I rode up and up, winding around, over the lip of the hill and there it was. Southern Utah at its best. There were quarries upsetting the natural view, however, it was still so, so amazing. I felt alive. I felt the aura of nature hugging all my senses and loving me back as much as I love her.
I parked my bike on the side of the road and just took off for a hike. Hiking and watching the sunset is time well-spent in the span of one's lifetime. I just felt giddy and light-hearted as I walked around greeting every inch of path with my feet; every inch of rock, dirt and foilage with my gaze. I looked up at the moon and thanked her....thanked her for the reminder that there is so much in the world outside of myself that is so fascinating, powerful and great. I'm the one lucky to be a part of it....lucky to have been invited.

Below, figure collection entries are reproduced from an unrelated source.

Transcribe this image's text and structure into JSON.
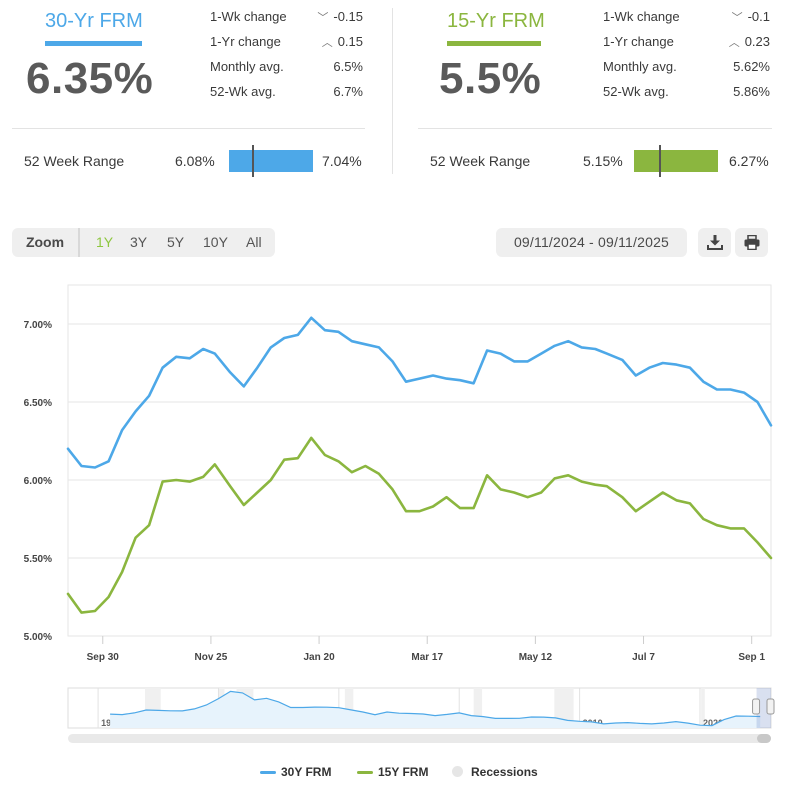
{
  "colors": {
    "frm30": "#4da8e8",
    "frm15": "#8bb63f",
    "recession": "#e6e6e6"
  },
  "panels": {
    "left": {
      "title": "30-Yr FRM",
      "rate": "6.35%",
      "stats": [
        {
          "label": "1-Wk change",
          "arrow": "chevron-down-icon",
          "glyph": "﹀",
          "value": "-0.15"
        },
        {
          "label": "1-Yr change",
          "arrow": "chevron-up-icon",
          "glyph": "︿",
          "value": "0.15"
        },
        {
          "label": "Monthly avg.",
          "value": "6.5%"
        },
        {
          "label": "52-Wk avg.",
          "value": "6.7%"
        }
      ],
      "range_label": "52 Week Range",
      "range_low": "6.08%",
      "range_high": "7.04%",
      "range_current_fraction": 0.28
    },
    "right": {
      "title": "15-Yr FRM",
      "rate": "5.5%",
      "stats": [
        {
          "label": "1-Wk change",
          "arrow": "chevron-down-icon",
          "glyph": "﹀",
          "value": "-0.1"
        },
        {
          "label": "1-Yr change",
          "arrow": "chevron-up-icon",
          "glyph": "︿",
          "value": "0.23"
        },
        {
          "label": "Monthly avg.",
          "value": "5.62%"
        },
        {
          "label": "52-Wk avg.",
          "value": "5.86%"
        }
      ],
      "range_label": "52 Week Range",
      "range_low": "5.15%",
      "range_high": "6.27%",
      "range_current_fraction": 0.31
    }
  },
  "toolbar": {
    "zoom_label": "Zoom",
    "zoom_options": [
      "1Y",
      "3Y",
      "5Y",
      "10Y",
      "All"
    ],
    "zoom_active": "1Y",
    "date_range": "09/11/2024 - 09/11/2025",
    "download_icon": "download-icon",
    "print_icon": "print-icon"
  },
  "legend": {
    "series1": "30Y FRM",
    "series2": "15Y FRM",
    "series3": "Recessions"
  },
  "chart_data": {
    "type": "line",
    "grid": true,
    "ylim": [
      5.0,
      7.25
    ],
    "xlim": [
      "2024-09-12",
      "2025-09-11"
    ],
    "y_ticks": [
      "5.00%",
      "5.50%",
      "6.00%",
      "6.50%",
      "7.00%"
    ],
    "y_tick_values": [
      5.0,
      5.5,
      6.0,
      6.5,
      7.0
    ],
    "x_ticks": [
      "Sep 30",
      "Nov 25",
      "Jan 20",
      "Mar 17",
      "May 12",
      "Jul 7",
      "Sep 1"
    ],
    "x_tick_dates": [
      "2024-09-30",
      "2024-11-25",
      "2025-01-20",
      "2025-03-17",
      "2025-05-12",
      "2025-07-07",
      "2025-09-01"
    ],
    "dates": [
      "2024-09-12",
      "2024-09-19",
      "2024-09-26",
      "2024-10-03",
      "2024-10-10",
      "2024-10-17",
      "2024-10-24",
      "2024-10-31",
      "2024-11-07",
      "2024-11-14",
      "2024-11-21",
      "2024-11-27",
      "2024-12-05",
      "2024-12-12",
      "2024-12-19",
      "2024-12-26",
      "2025-01-02",
      "2025-01-09",
      "2025-01-16",
      "2025-01-23",
      "2025-01-30",
      "2025-02-06",
      "2025-02-13",
      "2025-02-20",
      "2025-02-27",
      "2025-03-06",
      "2025-03-13",
      "2025-03-20",
      "2025-03-27",
      "2025-04-03",
      "2025-04-10",
      "2025-04-17",
      "2025-04-24",
      "2025-05-01",
      "2025-05-08",
      "2025-05-15",
      "2025-05-22",
      "2025-05-29",
      "2025-06-05",
      "2025-06-12",
      "2025-06-18",
      "2025-06-26",
      "2025-07-03",
      "2025-07-10",
      "2025-07-17",
      "2025-07-24",
      "2025-07-31",
      "2025-08-07",
      "2025-08-14",
      "2025-08-21",
      "2025-08-28",
      "2025-09-04",
      "2025-09-11"
    ],
    "series": [
      {
        "name": "30Y FRM",
        "values": [
          6.2,
          6.09,
          6.08,
          6.12,
          6.32,
          6.44,
          6.54,
          6.72,
          6.79,
          6.78,
          6.84,
          6.81,
          6.69,
          6.6,
          6.72,
          6.85,
          6.91,
          6.93,
          7.04,
          6.96,
          6.95,
          6.89,
          6.87,
          6.85,
          6.76,
          6.63,
          6.65,
          6.67,
          6.65,
          6.64,
          6.62,
          6.83,
          6.81,
          6.76,
          6.76,
          6.81,
          6.86,
          6.89,
          6.85,
          6.84,
          6.81,
          6.77,
          6.67,
          6.72,
          6.75,
          6.74,
          6.72,
          6.63,
          6.58,
          6.58,
          6.56,
          6.5,
          6.35
        ]
      },
      {
        "name": "15Y FRM",
        "values": [
          5.27,
          5.15,
          5.16,
          5.25,
          5.41,
          5.63,
          5.71,
          5.99,
          6.0,
          5.99,
          6.02,
          6.1,
          5.96,
          5.84,
          5.92,
          6.0,
          6.13,
          6.14,
          6.27,
          6.16,
          6.12,
          6.05,
          6.09,
          6.04,
          5.94,
          5.8,
          5.8,
          5.83,
          5.89,
          5.82,
          5.82,
          6.03,
          5.94,
          5.92,
          5.89,
          5.92,
          6.01,
          6.03,
          5.99,
          5.97,
          5.96,
          5.89,
          5.8,
          5.86,
          5.92,
          5.87,
          5.85,
          5.75,
          5.71,
          5.69,
          5.69,
          5.6,
          5.5
        ]
      }
    ],
    "navigator": {
      "x_ticks": [
        "1970",
        "1980",
        "1990",
        "2000",
        "2010",
        "2020"
      ],
      "x_tick_years": [
        1970,
        1980,
        1990,
        2000,
        2010,
        2020
      ],
      "xlim": [
        1967.5,
        2025.9
      ],
      "years": [
        1971,
        1972,
        1973,
        1974,
        1975,
        1976,
        1977,
        1978,
        1979,
        1980,
        1981,
        1982,
        1983,
        1984,
        1985,
        1986,
        1987,
        1988,
        1989,
        1990,
        1991,
        1992,
        1993,
        1994,
        1995,
        1996,
        1997,
        1998,
        1999,
        2000,
        2001,
        2002,
        2003,
        2004,
        2005,
        2006,
        2007,
        2008,
        2009,
        2010,
        2011,
        2012,
        2013,
        2014,
        2015,
        2016,
        2017,
        2018,
        2019,
        2020,
        2021,
        2022,
        2023,
        2024,
        2025
      ],
      "values": [
        7.54,
        7.38,
        8.04,
        9.19,
        9.05,
        8.87,
        8.85,
        9.64,
        11.2,
        13.74,
        16.63,
        16.04,
        13.24,
        13.88,
        12.43,
        10.19,
        10.21,
        10.34,
        10.32,
        10.13,
        9.25,
        8.39,
        7.31,
        8.38,
        7.93,
        7.81,
        7.6,
        6.94,
        7.44,
        8.05,
        6.97,
        6.54,
        5.83,
        5.84,
        5.87,
        6.41,
        6.34,
        6.03,
        5.04,
        4.69,
        4.45,
        3.66,
        3.98,
        4.17,
        3.85,
        3.65,
        3.99,
        4.54,
        3.94,
        3.11,
        2.96,
        5.34,
        6.81,
        6.72,
        6.61
      ],
      "recessions": [
        [
          1973.9,
          1975.2
        ],
        [
          1980.0,
          1980.5
        ],
        [
          1981.5,
          1982.9
        ],
        [
          1990.5,
          1991.2
        ],
        [
          2001.2,
          2001.9
        ],
        [
          2007.9,
          2009.5
        ],
        [
          2020.1,
          2020.4
        ]
      ]
    }
  }
}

It was getting darker and I went up to my bike......nahhhhh.......I don't want to leave yet. So I took another path upwards and explored but wanted to make it back before it really got dark.
I got to my bike and released my body with a few nice, long stretches. I didn't want to leave yet. I wanted to be out there all night. I swear, I wish I could have a tent fastener on my bike....but, sadly, I had to go.
The crescent moon winced with her one eye as I took off a bit recklessly.....however, I smiled back at her as I translated her action as a playful wink.